Fri, 01/28/2011 - 7:50am

I found this paragraph (pg 52 of JOE 2010) to be reductionist in the extreme. You can't on one hand claim that Salafists, Al Qaeda, Levantine militants, and the Taliban have enough regard for logic to pursue local goals as local groups yet be bound by common and transnational idealogy, yet in the very next sentence claim that they are driven by "nihilistic rage". Nihilists don't believe in anything and have nothing in their philsophy that allows for embracing anyone for any reason. It comes across as sensationalist writing (which unfortunately found its way into a document being passed around the DoD and championed as forward thinking (MUCH of this document is very enlightening), but to gloss over what often gets called the most important issue of the last 50 years (terrorism) into a few blurbs better suited for a campaign podium is less than impressive. Defeating extremist idealogy will take much more than conveniently labeling anyone who is of Arabic descent and is openly resistant of US foreign policy as a terrorist.

N.B. The JOE 2010 also quotes a very astute comment by UBL regarding strategic communications:

"Todays world is of public opinion and the fates of nations are determined through its pressure.
Once the tools for building public opinion are obtained, everything that you asked for can be
done. - Usama Bin Laden"

Karl Rove or James Carville could have as easily written those words. Hard to brush off a comment that accurate as the words of a violent nihilist.

"We now face a similar, but even more radical ideology that directly threatens the foundation of western secular
society. Al Qaeda terrorists, violent militants in the Levant, radical Salafist groups in the Horn of Africa, and
the Taliban in the mountains of Afghanistan are all examples of local groups pursuing local interests, but tied
together by a common, transnational, and violent ideology. These groups are driven by an uncompromising,
nihilistic rage at the modern world, and accept no middle ground or compromise in pursuing their version of
the truth. Their goal is to force this truth on the rest of the worlds population."

Chuck Chappell (not verified)

Sun, 03/14/2010 - 3:24pm

That's a very good document of its type. Nothing particularly new here, but the key points are well articulated, logically connected, and the "so what?" implications are fairly obvious.

I think the zinger that caught my attention most was "The PLA has more students in American graduate schools than do the US Armed Forces".

This JOE doesn't seek to predict specific futures, nor should it. The "conventional wisdom" future, or even the most "statistically likely" future if one were to misapply ORSA processes to future forecasting, will always turn out to not be the future you actually get.

The value in presenting a range of possible future conditions that can combine in infinite ways to bring you the future you actually get lies in decreasing the shock of surprise when the world suddenly changes. These changes always seem inevitable in retrospect, but how we react when the unexpected actually arrives depends in large part on how well we were aware of the possibilites that led to that surprise. We tend to believe that the future will slowly and progressively evolve according to the linear way we prefer to think in, but "black swans" such as the sudden collapse of the USSR and 9/11 show that we somehow collectively miss these sea changes until they actually occur.

The flip side to that is that we, to some degree, determine how the future comes to pass according to the choices we make or do not make.

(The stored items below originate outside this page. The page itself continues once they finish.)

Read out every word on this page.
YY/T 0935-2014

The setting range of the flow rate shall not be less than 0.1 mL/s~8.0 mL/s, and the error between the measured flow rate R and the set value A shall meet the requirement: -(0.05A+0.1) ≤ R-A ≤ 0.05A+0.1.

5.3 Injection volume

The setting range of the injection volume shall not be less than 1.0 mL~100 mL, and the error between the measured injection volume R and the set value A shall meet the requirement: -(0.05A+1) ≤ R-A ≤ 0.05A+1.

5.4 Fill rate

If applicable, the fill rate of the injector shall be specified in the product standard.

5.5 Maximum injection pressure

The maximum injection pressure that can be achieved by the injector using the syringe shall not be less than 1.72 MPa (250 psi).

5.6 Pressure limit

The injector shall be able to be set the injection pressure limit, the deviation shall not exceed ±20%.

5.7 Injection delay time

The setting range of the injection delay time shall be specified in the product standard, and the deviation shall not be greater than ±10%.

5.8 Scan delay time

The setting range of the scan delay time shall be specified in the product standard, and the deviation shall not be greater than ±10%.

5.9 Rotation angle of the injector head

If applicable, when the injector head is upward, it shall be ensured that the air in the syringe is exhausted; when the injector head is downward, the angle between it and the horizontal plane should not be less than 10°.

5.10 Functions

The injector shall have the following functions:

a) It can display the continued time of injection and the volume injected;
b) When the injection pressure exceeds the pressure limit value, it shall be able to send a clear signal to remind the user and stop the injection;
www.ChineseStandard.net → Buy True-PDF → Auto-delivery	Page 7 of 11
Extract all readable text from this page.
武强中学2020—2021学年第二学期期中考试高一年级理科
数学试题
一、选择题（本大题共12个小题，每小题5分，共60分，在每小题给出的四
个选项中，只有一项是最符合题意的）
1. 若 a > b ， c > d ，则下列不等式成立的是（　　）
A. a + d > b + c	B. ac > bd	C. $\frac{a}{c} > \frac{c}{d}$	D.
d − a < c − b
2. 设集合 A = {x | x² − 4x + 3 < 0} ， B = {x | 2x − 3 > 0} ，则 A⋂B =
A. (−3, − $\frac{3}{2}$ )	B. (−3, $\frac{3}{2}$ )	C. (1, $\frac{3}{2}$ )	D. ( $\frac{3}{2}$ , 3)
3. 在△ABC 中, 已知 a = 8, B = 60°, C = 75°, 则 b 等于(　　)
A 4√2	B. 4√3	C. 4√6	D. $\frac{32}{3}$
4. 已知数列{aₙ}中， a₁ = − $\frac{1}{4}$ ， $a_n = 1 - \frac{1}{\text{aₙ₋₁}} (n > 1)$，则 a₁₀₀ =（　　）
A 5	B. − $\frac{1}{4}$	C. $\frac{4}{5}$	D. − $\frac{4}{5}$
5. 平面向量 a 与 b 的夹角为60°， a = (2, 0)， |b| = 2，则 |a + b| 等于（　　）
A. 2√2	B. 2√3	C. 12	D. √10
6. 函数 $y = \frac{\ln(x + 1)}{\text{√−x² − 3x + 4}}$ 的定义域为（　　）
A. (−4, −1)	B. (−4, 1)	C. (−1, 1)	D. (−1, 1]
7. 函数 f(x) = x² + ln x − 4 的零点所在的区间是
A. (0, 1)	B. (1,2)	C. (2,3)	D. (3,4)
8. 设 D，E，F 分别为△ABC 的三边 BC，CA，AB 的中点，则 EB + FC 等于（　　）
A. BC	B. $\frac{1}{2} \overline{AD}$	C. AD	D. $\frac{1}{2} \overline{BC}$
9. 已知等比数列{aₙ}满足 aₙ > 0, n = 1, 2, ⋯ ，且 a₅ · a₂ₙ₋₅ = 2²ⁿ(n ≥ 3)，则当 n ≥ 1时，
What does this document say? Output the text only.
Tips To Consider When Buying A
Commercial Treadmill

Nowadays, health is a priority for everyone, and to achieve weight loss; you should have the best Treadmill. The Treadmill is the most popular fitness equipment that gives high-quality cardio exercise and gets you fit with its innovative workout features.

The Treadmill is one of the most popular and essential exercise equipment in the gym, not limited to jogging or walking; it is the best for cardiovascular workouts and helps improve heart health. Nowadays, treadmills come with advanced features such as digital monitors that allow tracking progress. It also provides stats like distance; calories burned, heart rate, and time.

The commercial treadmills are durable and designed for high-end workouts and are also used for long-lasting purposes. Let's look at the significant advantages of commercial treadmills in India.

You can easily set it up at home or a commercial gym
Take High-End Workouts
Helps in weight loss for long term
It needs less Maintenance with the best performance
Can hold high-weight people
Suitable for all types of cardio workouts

In the military, the question is how do we profitably and effectively make such choices based on our understanding of what we label the JOE. Focusing solely on the technological and organizational aspects, how German military leaders chose to use tanks, planes, and radio made a great deal of difference compared to how French military leaders used the same things in 1940. The difference was in the disparate understandings of the possibilities of the combinations.

All in all, a very good document, not just in terms of content but in terms of style. Style is as important as content, because nobody gets good content if they find it difficult to understand due to bad style.